Помолчав, чтобы контрабандист успел освоиться в новом положении и кровь отлила у него от головы, а также, чтобы переварил сказанное им, продолжает:
— Начнешь сотрудничать с нами — по крайней мере, мучиться не будешь.
Тот заходится в тяжком приступе кашля. Все никак не отойдет от удушья. Капли слюны долетают до самых колен Тисона, но комиссар остается неподвижен.
— По крайней мере?
Голос у него глуховатый, низкий, как почти у всех людей его расы. А цвет кожи курьезный вышел, размышляет Тисон: с виду негр, а кожа белая. Словно мочалкой с мылом оттерли.
— Да.
В глазах арестанта мелькнула искорка презрения. Быстро, однако, этот бычище оправился, соображает комиссар, однако больше ничего такого с ним не сделаешь: не хватает мне только новой выволочки от губернатора и главноуправляющего… Одного утопили уже — довольно!
— Бабушке своей заливай, — говорит Мулат.

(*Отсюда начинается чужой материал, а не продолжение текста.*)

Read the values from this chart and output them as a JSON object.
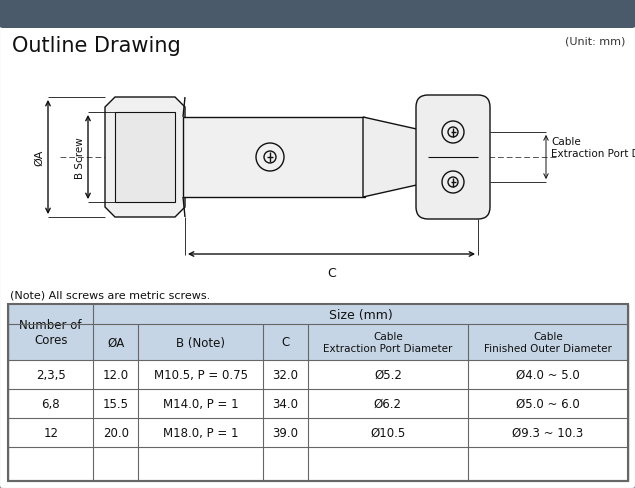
{
  "title": "Outline Drawing",
  "unit_label": "(Unit: mm)",
  "note": "(Note) All screws are metric screws.",
  "bg_outer": "#d0d4d8",
  "bg_inner": "#ffffff",
  "header_bar_color": "#4a5a6a",
  "table_header_bg": "#c5d5e5",
  "table_row_bg": "#ffffff",
  "border_color": "#555555",
  "sub_headers": [
    "ØA",
    "B (Note)",
    "C",
    "Cable\nExtraction Port Diameter",
    "Cable\nFinished Outer Diameter"
  ],
  "rows": [
    [
      "2,3,5",
      "12.0",
      "M10.5, P = 0.75",
      "32.0",
      "Ø5.2",
      "Ø4.0 ~ 5.0"
    ],
    [
      "6,8",
      "15.5",
      "M14.0, P = 1",
      "34.0",
      "Ø6.2",
      "Ø5.0 ~ 6.0"
    ],
    [
      "12",
      "20.0",
      "M18.0, P = 1",
      "39.0",
      "Ø10.5",
      "Ø9.3 ~ 10.3"
    ]
  ],
  "drawing_label_A": "ØA",
  "drawing_label_B": "B Screw",
  "drawing_label_C": "C",
  "drawing_label_cable": "Cable\nExtraction Port Diameter Ø",
  "line_color": "#111111"
}
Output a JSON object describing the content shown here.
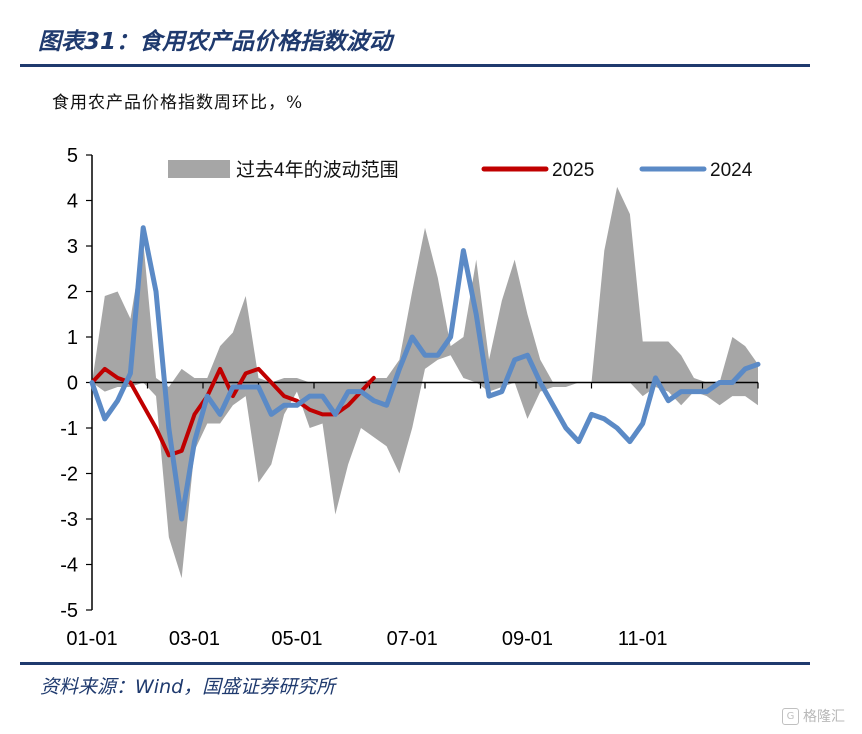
{
  "header": {
    "title": "图表31：食用农产品价格指数波动",
    "unit_label": "食用农产品价格指数周环比，%"
  },
  "footer": {
    "source": "资料来源：Wind，国盛证券研究所",
    "watermark": "格隆汇",
    "watermark_icon": "G"
  },
  "colors": {
    "band": "#a6a6a6",
    "series_2025": "#c00000",
    "series_2024": "#5b8ac6",
    "brand": "#1f3a6e"
  },
  "chart_data": {
    "type": "line",
    "x_unit": "week of year",
    "x_tick_labels": [
      "01-01",
      "03-01",
      "05-01",
      "07-01",
      "09-01",
      "11-01"
    ],
    "x_tick_weeks": [
      1,
      9,
      17,
      26,
      35,
      44
    ],
    "xlim": [
      1,
      53
    ],
    "ylim": [
      -5,
      5
    ],
    "y_ticks": [
      5,
      4,
      3,
      2,
      1,
      0,
      -1,
      -2,
      -3,
      -4,
      -5
    ],
    "grid": false,
    "legend_position": "top",
    "band": {
      "name": "过去4年的波动范围",
      "x": [
        1,
        2,
        3,
        4,
        5,
        6,
        7,
        8,
        9,
        10,
        11,
        12,
        13,
        14,
        15,
        16,
        17,
        18,
        19,
        20,
        21,
        22,
        23,
        24,
        25,
        26,
        27,
        28,
        29,
        30,
        31,
        32,
        33,
        34,
        35,
        36,
        37,
        38,
        39,
        40,
        41,
        42,
        43,
        44,
        45,
        46,
        47,
        48,
        49,
        50,
        51,
        52,
        53
      ],
      "upper": [
        0.0,
        1.9,
        2.0,
        1.4,
        3.1,
        0.1,
        -0.1,
        0.3,
        0.1,
        0.1,
        0.8,
        1.1,
        1.9,
        0.1,
        0.0,
        0.1,
        0.1,
        0.0,
        0.0,
        0.0,
        0.0,
        0.0,
        0.1,
        0.1,
        0.5,
        2.0,
        3.4,
        2.3,
        0.8,
        1.0,
        2.7,
        0.5,
        1.8,
        2.7,
        1.5,
        0.5,
        0.0,
        0.0,
        0.0,
        0.0,
        2.9,
        4.3,
        3.7,
        0.9,
        0.9,
        0.9,
        0.6,
        0.1,
        0.0,
        0.0,
        1.0,
        0.8,
        0.4
      ],
      "lower": [
        0.0,
        -0.2,
        -0.1,
        -0.1,
        0.0,
        -0.3,
        -3.4,
        -4.3,
        -1.5,
        -0.9,
        -0.9,
        -0.5,
        -0.3,
        -2.2,
        -1.8,
        -0.7,
        -0.2,
        -1.0,
        -0.9,
        -2.9,
        -1.8,
        -1.0,
        -1.2,
        -1.4,
        -2.0,
        -1.0,
        0.3,
        0.5,
        0.6,
        0.1,
        0.0,
        -0.2,
        -0.1,
        0.0,
        -0.8,
        -0.2,
        -0.1,
        -0.1,
        0.0,
        0.0,
        0.0,
        0.0,
        0.0,
        -0.3,
        -0.1,
        -0.2,
        -0.5,
        -0.2,
        -0.3,
        -0.5,
        -0.3,
        -0.3,
        -0.5
      ]
    },
    "series": [
      {
        "name": "2025",
        "x": [
          1,
          2,
          3,
          4,
          5,
          6,
          7,
          8,
          9,
          10,
          11,
          12,
          13,
          14,
          15,
          16,
          17,
          18,
          19,
          20,
          21,
          22,
          23
        ],
        "values": [
          0.0,
          0.3,
          0.1,
          0.0,
          -0.5,
          -1.0,
          -1.6,
          -1.5,
          -0.7,
          -0.3,
          0.3,
          -0.3,
          0.2,
          0.3,
          0.0,
          -0.3,
          -0.4,
          -0.6,
          -0.7,
          -0.7,
          -0.5,
          -0.2,
          0.1
        ]
      },
      {
        "name": "2024",
        "x": [
          1,
          2,
          3,
          4,
          5,
          6,
          7,
          8,
          9,
          10,
          11,
          12,
          13,
          14,
          15,
          16,
          17,
          18,
          19,
          20,
          21,
          22,
          23,
          24,
          25,
          26,
          27,
          28,
          29,
          30,
          31,
          32,
          33,
          34,
          35,
          36,
          37,
          38,
          39,
          40,
          41,
          42,
          43,
          44,
          45,
          46,
          47,
          48,
          49,
          50,
          51,
          52,
          53
        ],
        "values": [
          0.0,
          -0.8,
          -0.4,
          0.2,
          3.4,
          2.0,
          -1.0,
          -3.0,
          -1.3,
          -0.3,
          -0.7,
          -0.1,
          -0.1,
          -0.1,
          -0.7,
          -0.5,
          -0.5,
          -0.3,
          -0.3,
          -0.7,
          -0.2,
          -0.2,
          -0.4,
          -0.5,
          0.3,
          1.0,
          0.6,
          0.6,
          1.0,
          2.9,
          1.5,
          -0.3,
          -0.2,
          0.5,
          0.6,
          0.0,
          -0.5,
          -1.0,
          -1.3,
          -0.7,
          -0.8,
          -1.0,
          -1.3,
          -0.9,
          0.1,
          -0.4,
          -0.2,
          -0.2,
          -0.2,
          0.0,
          0.0,
          0.3,
          0.4
        ]
      }
    ]
  }
}
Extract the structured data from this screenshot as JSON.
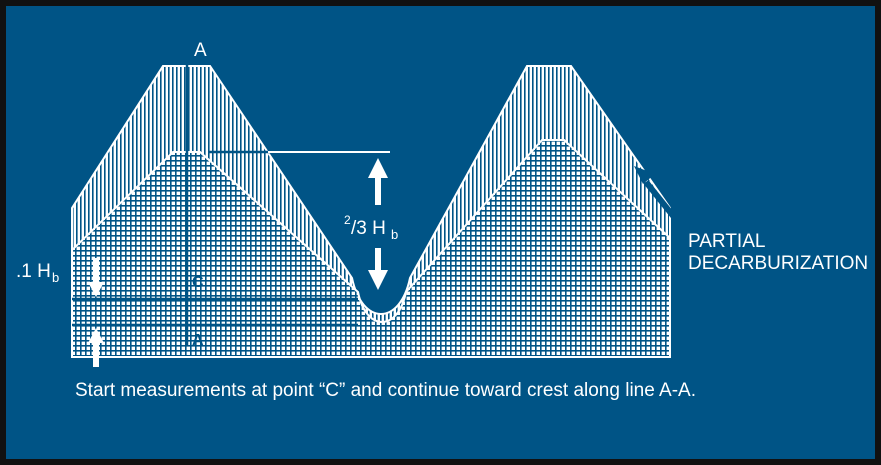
{
  "colors": {
    "background": "#005486",
    "foreground": "#ffffff",
    "frame": "#111111"
  },
  "labels": {
    "line_top": "A",
    "point_c": "C",
    "point_a": "A",
    "tenth_hb_prefix": ".1 H",
    "tenth_hb_sub": "b",
    "two_thirds_num": "2",
    "two_thirds_den": "/3 H",
    "two_thirds_sub": "b",
    "partial_line1": "PARTIAL",
    "partial_line2": "DECARBURIZATION"
  },
  "caption": "Start measurements at point “C” and continue toward crest along line A-A.",
  "icons": [
    "arrow-up-icon",
    "arrow-down-icon",
    "pointer-arrow-icon"
  ]
}
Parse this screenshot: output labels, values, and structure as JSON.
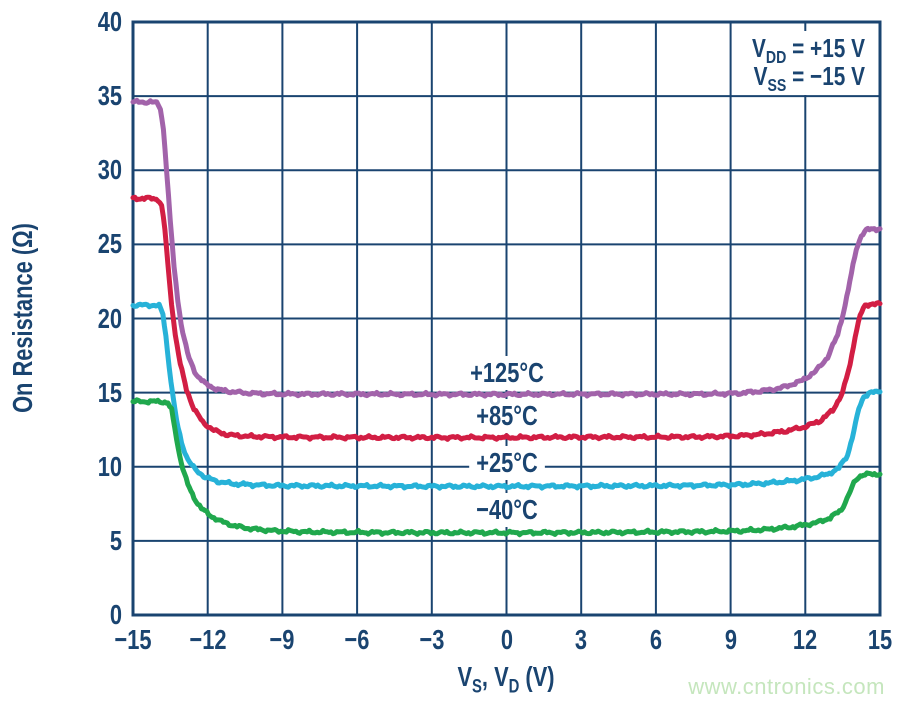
{
  "chart_data": {
    "type": "line",
    "title": "",
    "ylabel": "On Resistance (Ω)",
    "xlabel_parts": {
      "pre": "V",
      "sub1": "S",
      "mid": ", V",
      "sub2": "D",
      "post": " (V)"
    },
    "xlim": [
      -15,
      15
    ],
    "ylim": [
      0,
      40
    ],
    "grid": true,
    "legend_position": "inline-labels",
    "axis_color": "#1a4470",
    "xticks": [
      {
        "v": -15,
        "label": "−15"
      },
      {
        "v": -12,
        "label": "−12"
      },
      {
        "v": -9,
        "label": "−9"
      },
      {
        "v": -6,
        "label": "−6"
      },
      {
        "v": -3,
        "label": "−3"
      },
      {
        "v": 0,
        "label": "0"
      },
      {
        "v": 3,
        "label": "3"
      },
      {
        "v": 6,
        "label": "6"
      },
      {
        "v": 9,
        "label": "9"
      },
      {
        "v": 12,
        "label": "12"
      },
      {
        "v": 15,
        "label": "15"
      }
    ],
    "yticks": [
      {
        "v": 0,
        "label": "0"
      },
      {
        "v": 5,
        "label": "5"
      },
      {
        "v": 10,
        "label": "10"
      },
      {
        "v": 15,
        "label": "15"
      },
      {
        "v": 20,
        "label": "20"
      },
      {
        "v": 25,
        "label": "25"
      },
      {
        "v": 30,
        "label": "30"
      },
      {
        "v": 35,
        "label": "35"
      },
      {
        "v": 40,
        "label": "40"
      }
    ],
    "annotation": {
      "lines": [
        {
          "pre": "V",
          "sub": "DD",
          "post": " = +15 V"
        },
        {
          "pre": "V",
          "sub": "SS",
          "post": " = −15 V"
        }
      ]
    },
    "series": [
      {
        "name": "plus125c",
        "label": "+125°C",
        "color": "#a263aa",
        "label_pos": {
          "x": 0,
          "y": 16.3
        },
        "points": [
          [
            -15,
            34.6
          ],
          [
            -14.3,
            34.6
          ],
          [
            -14.05,
            34.55
          ],
          [
            -13.9,
            34.2
          ],
          [
            -13.78,
            32.8
          ],
          [
            -13.65,
            30.0
          ],
          [
            -13.5,
            26.5
          ],
          [
            -13.35,
            23.5
          ],
          [
            -13.2,
            21.2
          ],
          [
            -13.0,
            19.0
          ],
          [
            -12.75,
            17.3
          ],
          [
            -12.45,
            16.2
          ],
          [
            -12.1,
            15.6
          ],
          [
            -11.6,
            15.2
          ],
          [
            -11.0,
            15.05
          ],
          [
            -10.2,
            14.95
          ],
          [
            -9,
            14.9
          ],
          [
            -6,
            14.9
          ],
          [
            -3,
            14.88
          ],
          [
            0,
            14.88
          ],
          [
            3,
            14.9
          ],
          [
            6,
            14.9
          ],
          [
            8,
            14.9
          ],
          [
            9.3,
            14.95
          ],
          [
            10.2,
            15.1
          ],
          [
            11,
            15.3
          ],
          [
            11.8,
            15.75
          ],
          [
            12.4,
            16.4
          ],
          [
            12.9,
            17.4
          ],
          [
            13.3,
            18.9
          ],
          [
            13.6,
            20.9
          ],
          [
            13.85,
            23.0
          ],
          [
            14.05,
            24.7
          ],
          [
            14.25,
            25.6
          ],
          [
            14.45,
            25.95
          ],
          [
            14.7,
            26.05
          ],
          [
            15,
            26.05
          ]
        ]
      },
      {
        "name": "plus85c",
        "label": "+85°C",
        "color": "#d21e44",
        "label_pos": {
          "x": 0,
          "y": 13.4
        },
        "points": [
          [
            -15,
            28.1
          ],
          [
            -14.25,
            28.1
          ],
          [
            -14.0,
            28.05
          ],
          [
            -13.85,
            27.6
          ],
          [
            -13.72,
            26.0
          ],
          [
            -13.6,
            23.6
          ],
          [
            -13.45,
            21.0
          ],
          [
            -13.3,
            18.9
          ],
          [
            -13.1,
            16.9
          ],
          [
            -12.85,
            15.2
          ],
          [
            -12.55,
            13.9
          ],
          [
            -12.2,
            13.0
          ],
          [
            -11.75,
            12.45
          ],
          [
            -11.2,
            12.15
          ],
          [
            -10.4,
            12.05
          ],
          [
            -9,
            12.0
          ],
          [
            -6,
            11.98
          ],
          [
            -3,
            11.97
          ],
          [
            0,
            11.97
          ],
          [
            3,
            12.0
          ],
          [
            6,
            12.0
          ],
          [
            8,
            12.02
          ],
          [
            9.3,
            12.08
          ],
          [
            10.3,
            12.2
          ],
          [
            11.2,
            12.4
          ],
          [
            12.0,
            12.7
          ],
          [
            12.6,
            13.1
          ],
          [
            13.1,
            13.8
          ],
          [
            13.5,
            15.0
          ],
          [
            13.8,
            16.9
          ],
          [
            14.0,
            18.8
          ],
          [
            14.2,
            20.2
          ],
          [
            14.4,
            20.85
          ],
          [
            14.65,
            21.0
          ],
          [
            15,
            21.0
          ]
        ]
      },
      {
        "name": "plus25c",
        "label": "+25°C",
        "color": "#27b2d8",
        "label_pos": {
          "x": 0,
          "y": 10.25
        },
        "points": [
          [
            -15,
            20.9
          ],
          [
            -14.2,
            20.9
          ],
          [
            -13.95,
            20.85
          ],
          [
            -13.8,
            20.3
          ],
          [
            -13.68,
            18.8
          ],
          [
            -13.55,
            16.8
          ],
          [
            -13.4,
            14.8
          ],
          [
            -13.25,
            13.1
          ],
          [
            -13.05,
            11.6
          ],
          [
            -12.8,
            10.5
          ],
          [
            -12.5,
            9.8
          ],
          [
            -12.1,
            9.3
          ],
          [
            -11.6,
            9.0
          ],
          [
            -11.0,
            8.85
          ],
          [
            -10.2,
            8.78
          ],
          [
            -9,
            8.72
          ],
          [
            -6,
            8.7
          ],
          [
            -3,
            8.68
          ],
          [
            0,
            8.68
          ],
          [
            3,
            8.7
          ],
          [
            6,
            8.72
          ],
          [
            8,
            8.75
          ],
          [
            9.5,
            8.8
          ],
          [
            10.5,
            8.9
          ],
          [
            11.5,
            9.05
          ],
          [
            12.3,
            9.25
          ],
          [
            12.9,
            9.5
          ],
          [
            13.35,
            9.9
          ],
          [
            13.7,
            10.8
          ],
          [
            13.95,
            12.4
          ],
          [
            14.15,
            13.9
          ],
          [
            14.35,
            14.75
          ],
          [
            14.6,
            15.0
          ],
          [
            15,
            15.05
          ]
        ]
      },
      {
        "name": "minus40c",
        "label": "−40°C",
        "color": "#20a84d",
        "label_pos": {
          "x": 0,
          "y": 7.1
        },
        "points": [
          [
            -15,
            14.4
          ],
          [
            -13.85,
            14.4
          ],
          [
            -13.6,
            14.3
          ],
          [
            -13.45,
            13.8
          ],
          [
            -13.32,
            12.6
          ],
          [
            -13.18,
            11.2
          ],
          [
            -13.0,
            9.9
          ],
          [
            -12.8,
            8.8
          ],
          [
            -12.55,
            7.9
          ],
          [
            -12.25,
            7.2
          ],
          [
            -11.9,
            6.7
          ],
          [
            -11.45,
            6.3
          ],
          [
            -10.9,
            6.0
          ],
          [
            -10.2,
            5.8
          ],
          [
            -9.3,
            5.68
          ],
          [
            -8,
            5.6
          ],
          [
            -5,
            5.56
          ],
          [
            -2,
            5.55
          ],
          [
            1,
            5.55
          ],
          [
            4,
            5.57
          ],
          [
            6,
            5.6
          ],
          [
            8,
            5.62
          ],
          [
            9.5,
            5.68
          ],
          [
            10.5,
            5.78
          ],
          [
            11.5,
            5.95
          ],
          [
            12.4,
            6.2
          ],
          [
            13.0,
            6.55
          ],
          [
            13.45,
            7.1
          ],
          [
            13.75,
            8.1
          ],
          [
            13.95,
            8.9
          ],
          [
            14.15,
            9.35
          ],
          [
            14.4,
            9.48
          ],
          [
            14.7,
            9.5
          ],
          [
            15,
            9.5
          ]
        ]
      }
    ]
  },
  "watermark": {
    "text": "www.cntronics.com",
    "color": "#c5e6bd"
  }
}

Открытой ладонью со сжатыми пальцами Тисон бьет его по лицу. Наотмашь. Сильно, хлестко и больно. Выждав секунды три — еще раз. Звук оплеух звонок, словно удар бича.
— Не дерзи.
Из широкой ноздри Мулата вытекает прозрачная струйка. Однако ему достает куража скривить губы. Ужимка, высокомерная и дерзкая, хочет быть улыбкой, но немного не дотягивает до нее.
— Я, комиссар, уже, считай, соборован. Так что и сами не надорвитесь, и меня не утомляйте.
— Вот о том и речь, — соглашается Тисон. — О том, чтобы не утомлять друг друга. Давай так ты расскажешь все, что мне нужно узнать, а мы тебя не трогаем — сидишь себе спокойно, пока судья не вынесет приговор.